Friday, August 29, 2008

Rockstar Status? Part 2

I realize I have this same propensity—sometimes I want to allow myself to be caught up into Christian stardom with the structures and hierarchies we create: “this person is influential and important.” “this person’s church isn’t big enough.” “they always were just different.” And I am somewhat on the “inside” (well, as being a minister myself) of the evangelical culture so I have fallen prey to the notion that significance for God’s Kingdom is only assessed and assigned through human opinion and affirmation. I have seen great devastation in this outlandish attention-getting display of antics that we sometimes call “a great move of God.” I don’t think God needs our press. I think we become dangerous when we believe our own press. And I have seen that proved true time and time and time again. Just look at recent headlines, people like Todd Bentley and Mike Guglielmucci, and before them Tedd Haggard and before him Jimmy Swaggart, Marvin Gorman and Jim Bakker and before them Aimee Semple McPherson and countless others have had major moral breakdowns that have gone very public.

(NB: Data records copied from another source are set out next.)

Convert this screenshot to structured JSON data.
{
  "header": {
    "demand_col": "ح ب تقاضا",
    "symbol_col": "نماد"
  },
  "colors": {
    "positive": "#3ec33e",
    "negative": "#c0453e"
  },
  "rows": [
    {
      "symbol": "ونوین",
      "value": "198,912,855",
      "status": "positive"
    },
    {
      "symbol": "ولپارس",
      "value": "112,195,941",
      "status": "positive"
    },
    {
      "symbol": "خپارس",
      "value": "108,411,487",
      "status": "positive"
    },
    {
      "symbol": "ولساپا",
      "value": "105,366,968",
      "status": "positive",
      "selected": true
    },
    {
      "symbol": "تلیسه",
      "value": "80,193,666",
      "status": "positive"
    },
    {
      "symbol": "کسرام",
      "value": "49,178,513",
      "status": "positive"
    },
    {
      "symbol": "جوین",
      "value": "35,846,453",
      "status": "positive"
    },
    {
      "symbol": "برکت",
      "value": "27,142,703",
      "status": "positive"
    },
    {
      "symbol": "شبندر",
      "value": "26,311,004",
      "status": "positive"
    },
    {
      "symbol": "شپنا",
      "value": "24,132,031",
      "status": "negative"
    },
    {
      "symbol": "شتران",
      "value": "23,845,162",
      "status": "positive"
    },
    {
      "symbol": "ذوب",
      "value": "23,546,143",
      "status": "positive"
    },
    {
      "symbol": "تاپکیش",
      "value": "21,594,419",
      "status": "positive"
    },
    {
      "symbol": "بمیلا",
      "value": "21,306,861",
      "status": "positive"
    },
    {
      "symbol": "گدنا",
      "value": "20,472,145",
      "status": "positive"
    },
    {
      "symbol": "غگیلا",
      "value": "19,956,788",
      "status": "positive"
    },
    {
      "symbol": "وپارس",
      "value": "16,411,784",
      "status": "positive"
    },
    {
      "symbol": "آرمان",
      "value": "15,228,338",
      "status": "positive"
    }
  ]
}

I am not proud when I think that the organization that I’m affiliated with has been the same association as the majority of those, and closely connected with the few that weren’t the exact same association of churches. The Evangelical Christian community seems to have quite the inclination towards allowing this to happen. And the stories of the above aren’t the only ones—there are too many to mention, stories of local Christian School principals sexually abusing vulnerable teen girls, stories of local pastors carrying on inappropriate relations with minors, stories of families ravaged by the media feast of illicit conduct of ministers. It puts the fear of God in me; there are also situations that hit much, much closer to home. I have had to deal with my share of personal heartache by being let down by someone pursuing ministry whom I trusted and by whom I was harshly betrayed (and who for a long time hid deep, painful secrets) and I know of a dozen more stories of others who have been severely wounded by some in and some pursuing ministry whose lives didn’t quite match up with what they publicly touted. And my heart is broken that it keeps happening.